Steinhörings Bürgermeister Alois Hofstetter (PWG) hat Ärger mit der Rechnungsprüfung. Vor zweieinhalb Jahren hatten Gemeindeverwaltung und Bürgermeister eine weitreichende Entscheidung getroffen. Nach der Trennung von seiner Familie war ein Bürger der Gemeinde plötzlich obdachlos und auf rasche Hilfe angewiesen. Zügig organisierte man die Unterbringung des Mannes in einem neuen Quartier und übernahm anfangs sogar die Kosten. Der gesetzlich vorgeschriebenen Fürsorgepflicht kam die Gemeinde damit nach. Die Gesamtausgaben von etwa 17 000 Euro aber sind es, die in der Rechnungsprüfung nun beanstandet wurden. Hofstetter sah sich in der jüngsten Ratssitzung auch Kritik aus den eigenen Reihen gegenüber.

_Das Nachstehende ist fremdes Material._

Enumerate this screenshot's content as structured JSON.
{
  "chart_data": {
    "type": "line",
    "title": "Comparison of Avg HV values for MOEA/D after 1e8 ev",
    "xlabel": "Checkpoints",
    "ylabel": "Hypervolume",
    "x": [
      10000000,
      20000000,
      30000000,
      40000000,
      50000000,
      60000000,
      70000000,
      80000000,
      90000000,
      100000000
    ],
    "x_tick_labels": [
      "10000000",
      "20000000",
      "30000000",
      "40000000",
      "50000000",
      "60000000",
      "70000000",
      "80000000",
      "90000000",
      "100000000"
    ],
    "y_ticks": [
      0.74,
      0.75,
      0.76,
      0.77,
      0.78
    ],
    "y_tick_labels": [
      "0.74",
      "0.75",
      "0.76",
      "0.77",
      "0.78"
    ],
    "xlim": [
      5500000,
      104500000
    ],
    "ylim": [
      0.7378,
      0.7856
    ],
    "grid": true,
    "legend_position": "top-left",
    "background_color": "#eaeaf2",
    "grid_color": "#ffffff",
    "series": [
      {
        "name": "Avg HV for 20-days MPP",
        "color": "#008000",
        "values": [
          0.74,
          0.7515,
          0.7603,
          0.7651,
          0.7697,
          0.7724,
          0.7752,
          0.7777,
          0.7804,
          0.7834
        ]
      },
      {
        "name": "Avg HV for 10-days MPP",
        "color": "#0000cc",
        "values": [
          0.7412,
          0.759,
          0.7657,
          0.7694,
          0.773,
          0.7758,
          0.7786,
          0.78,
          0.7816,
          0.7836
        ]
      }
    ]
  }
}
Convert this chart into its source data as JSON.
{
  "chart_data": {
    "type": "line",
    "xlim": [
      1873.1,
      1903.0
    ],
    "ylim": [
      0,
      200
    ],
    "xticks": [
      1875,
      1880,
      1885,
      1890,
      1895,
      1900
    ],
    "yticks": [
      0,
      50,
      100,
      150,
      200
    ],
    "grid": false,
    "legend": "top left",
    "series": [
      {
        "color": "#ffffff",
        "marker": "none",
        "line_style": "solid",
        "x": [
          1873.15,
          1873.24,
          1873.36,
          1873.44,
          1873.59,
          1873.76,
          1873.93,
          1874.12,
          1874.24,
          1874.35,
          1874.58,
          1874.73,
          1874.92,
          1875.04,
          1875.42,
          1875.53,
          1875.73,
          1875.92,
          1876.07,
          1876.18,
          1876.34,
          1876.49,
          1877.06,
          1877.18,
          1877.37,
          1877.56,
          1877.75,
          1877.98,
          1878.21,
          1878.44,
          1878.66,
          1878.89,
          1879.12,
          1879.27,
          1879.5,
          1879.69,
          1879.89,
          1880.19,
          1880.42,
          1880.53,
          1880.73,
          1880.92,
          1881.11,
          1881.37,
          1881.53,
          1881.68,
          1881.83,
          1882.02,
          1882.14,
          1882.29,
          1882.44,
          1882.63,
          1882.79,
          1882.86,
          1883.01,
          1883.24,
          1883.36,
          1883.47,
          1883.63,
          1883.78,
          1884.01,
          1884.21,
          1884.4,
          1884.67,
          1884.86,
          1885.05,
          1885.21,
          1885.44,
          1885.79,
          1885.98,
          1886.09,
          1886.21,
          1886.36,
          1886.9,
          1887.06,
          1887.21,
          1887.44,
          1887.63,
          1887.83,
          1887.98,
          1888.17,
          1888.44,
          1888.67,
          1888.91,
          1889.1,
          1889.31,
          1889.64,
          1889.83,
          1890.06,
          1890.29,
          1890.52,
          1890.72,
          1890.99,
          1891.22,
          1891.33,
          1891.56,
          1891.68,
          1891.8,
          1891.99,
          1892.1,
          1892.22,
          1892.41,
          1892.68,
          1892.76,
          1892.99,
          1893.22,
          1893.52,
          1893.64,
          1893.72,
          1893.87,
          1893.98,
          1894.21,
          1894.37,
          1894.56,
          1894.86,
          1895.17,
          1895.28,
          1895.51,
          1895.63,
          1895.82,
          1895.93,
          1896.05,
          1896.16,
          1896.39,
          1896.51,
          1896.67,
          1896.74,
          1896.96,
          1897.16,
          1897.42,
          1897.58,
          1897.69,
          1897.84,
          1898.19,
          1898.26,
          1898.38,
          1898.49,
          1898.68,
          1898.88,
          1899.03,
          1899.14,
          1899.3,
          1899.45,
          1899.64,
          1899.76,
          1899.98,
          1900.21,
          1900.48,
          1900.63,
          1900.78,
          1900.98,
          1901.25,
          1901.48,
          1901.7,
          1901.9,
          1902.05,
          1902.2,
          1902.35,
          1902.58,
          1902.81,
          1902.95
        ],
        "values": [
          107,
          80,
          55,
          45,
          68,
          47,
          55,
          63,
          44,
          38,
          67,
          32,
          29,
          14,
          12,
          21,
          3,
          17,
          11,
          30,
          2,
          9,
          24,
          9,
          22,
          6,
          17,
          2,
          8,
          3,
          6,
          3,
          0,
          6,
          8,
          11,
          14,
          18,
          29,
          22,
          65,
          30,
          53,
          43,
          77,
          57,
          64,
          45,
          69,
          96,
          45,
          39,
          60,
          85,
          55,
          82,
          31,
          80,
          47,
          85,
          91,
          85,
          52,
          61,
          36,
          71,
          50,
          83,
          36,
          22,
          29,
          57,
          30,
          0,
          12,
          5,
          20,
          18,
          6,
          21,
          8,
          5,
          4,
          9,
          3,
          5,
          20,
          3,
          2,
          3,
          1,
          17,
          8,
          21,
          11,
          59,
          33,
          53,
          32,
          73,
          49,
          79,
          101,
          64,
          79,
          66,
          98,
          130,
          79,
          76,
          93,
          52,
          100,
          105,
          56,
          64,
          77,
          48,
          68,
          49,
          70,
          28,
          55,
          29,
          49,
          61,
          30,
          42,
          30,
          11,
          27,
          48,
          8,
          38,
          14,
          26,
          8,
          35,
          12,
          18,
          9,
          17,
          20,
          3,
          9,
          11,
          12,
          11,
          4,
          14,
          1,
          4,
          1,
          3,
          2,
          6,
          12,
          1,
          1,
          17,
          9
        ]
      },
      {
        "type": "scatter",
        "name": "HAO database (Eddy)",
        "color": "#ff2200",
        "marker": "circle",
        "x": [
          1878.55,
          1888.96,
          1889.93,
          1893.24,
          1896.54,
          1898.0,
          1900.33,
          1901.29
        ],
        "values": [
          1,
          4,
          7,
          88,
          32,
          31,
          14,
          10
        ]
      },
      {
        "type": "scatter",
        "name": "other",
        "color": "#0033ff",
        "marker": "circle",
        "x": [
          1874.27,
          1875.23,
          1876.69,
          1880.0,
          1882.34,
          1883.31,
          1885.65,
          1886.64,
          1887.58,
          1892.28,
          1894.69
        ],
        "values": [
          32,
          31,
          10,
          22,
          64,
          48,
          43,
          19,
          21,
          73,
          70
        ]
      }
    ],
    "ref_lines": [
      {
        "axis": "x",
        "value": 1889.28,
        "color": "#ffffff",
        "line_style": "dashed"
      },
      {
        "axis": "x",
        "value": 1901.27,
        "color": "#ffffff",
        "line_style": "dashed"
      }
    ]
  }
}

Auf Nachfrage der SZ erklärt der Bürgermeister, dass es aktuell in der Gemeinde Steinhöring keinerlei Unterkünfte für obdachlose Menschen gebe. "Wir müssen daher in solchen Situationen schnell reagieren und die Betroffenen außerhalb unterbringen." Er sprach von Pensionen im südlichen Landkreis, auf die man seit Jahren zurückgreife. Bei Einzelpersonen könne man im Gegensatz zu obdachlosen Familien unkompliziert weiterhelfen. Man stehe jedoch grundsätzlich immer im engen Kontakt mit Landratsamt und kirchlichen Hilfsdiensten. Im vorliegenden Fall hatte ein Mann mit seiner Familie in Steinhöring gewohnt und die Wohnung nach der Trennung verlassen. Indem die Kommune die Mietraten für dessen neue Unterbringung übernahm, sei sie automatisch in ein Mietverhältnis eingetreten, so Hofstetter. "Aus heutiger Sicht muss ich aber ganz klar sagen, dass das ein Fehler war." Zusätzlich seien dadurch nämlich Kosten für die Räumung und Renovierung der Wohnung in der Pension angefallen, nachdem der Bewohner eine neue, nun von der Arbeitsagentur vermittelte und finanzierte Bleibe zugewiesen bekommen habe.

Auf diese Weise sei der Gemeinde ein "erheblicher finanzieller Schaden" in Höhe von rund 17 000 Euro entstanden, wie Thomas Grundmann (Bürgerliste) berichtete. Er nahm dabei Bezug auf die im Finanzausschuss vorgetragenen Ergebnisse der örtlichen Rechnungsprüfung für das Haushaltsjahr 2011 durch eine unabhängige Sachverständige. "Offensichtlich hat man sich über die Rechtsfolgen keine ausreichenden Gedanken gemacht." Wolfgang Bierwirth (PWG) kritisierte in der Ratssitzung offen die Informationspolitik des Bürgermeisters: "Von uns hier hat bis vor kurzem niemand etwas über diese Angelegenheit gewusst." Mehrere Ratsmitglieder wiesen darauf hin, dass der Bürgermeister die außerplanmäßigen Ausgaben dem Gremium schon vor zwei Jahren, Anfang 2011, hätte vorlegen müssen.

Im Steinhöring gibt es eine vom Gemeinderat beschlossene und in der Geschäftsordnung festgehaltene Obergrenze von 3000 Euro. Nur bis zu diesem Betrag darf der Bürgermeister eigenständig über ungeplante Sonderausgaben entscheiden. "Ja, es stimmt, ich hätte die Ratsmitglieder über die entstandenen Gesamtkosten informieren müssen", räumte Hofstetter ein. Allerdings stelle sich nach wie vor die Frage, ob eine nachträgliche Zustimmung des Gremiums tatsächlich erforderlich sei. "Schließlich handelt es sich um mehrere Einzelmaßnahmen. Und wir waren als Kommune rechtlich zur Hilfe verpflichtet." Gemeinderat Johannes Antoni (CSU) zeigte sich in der Sitzung mit dem Bürgermeister einer Meinung. Und Hofstetters Fraktionskollege und zweiter Bürgermeister Leonhard Renner erklärte trocken: "Die Angelegenheit ist zwar unglücklich gelaufen, hat aber in keiner Weise etwas mit Mauschelei oder dergleichen zu tun." Hofstetter sicherte den Ratsmitgliedern zu, den gesamten Verlauf des Verwaltungsvorgangs und der Ausgaben für die Unterbringung zurückverfolgen zu lassen. Nach der Ermittlung aller Kosten wird der Gemeinderat dann in seiner nächsten Sitzung im Februar offiziell abstimmen.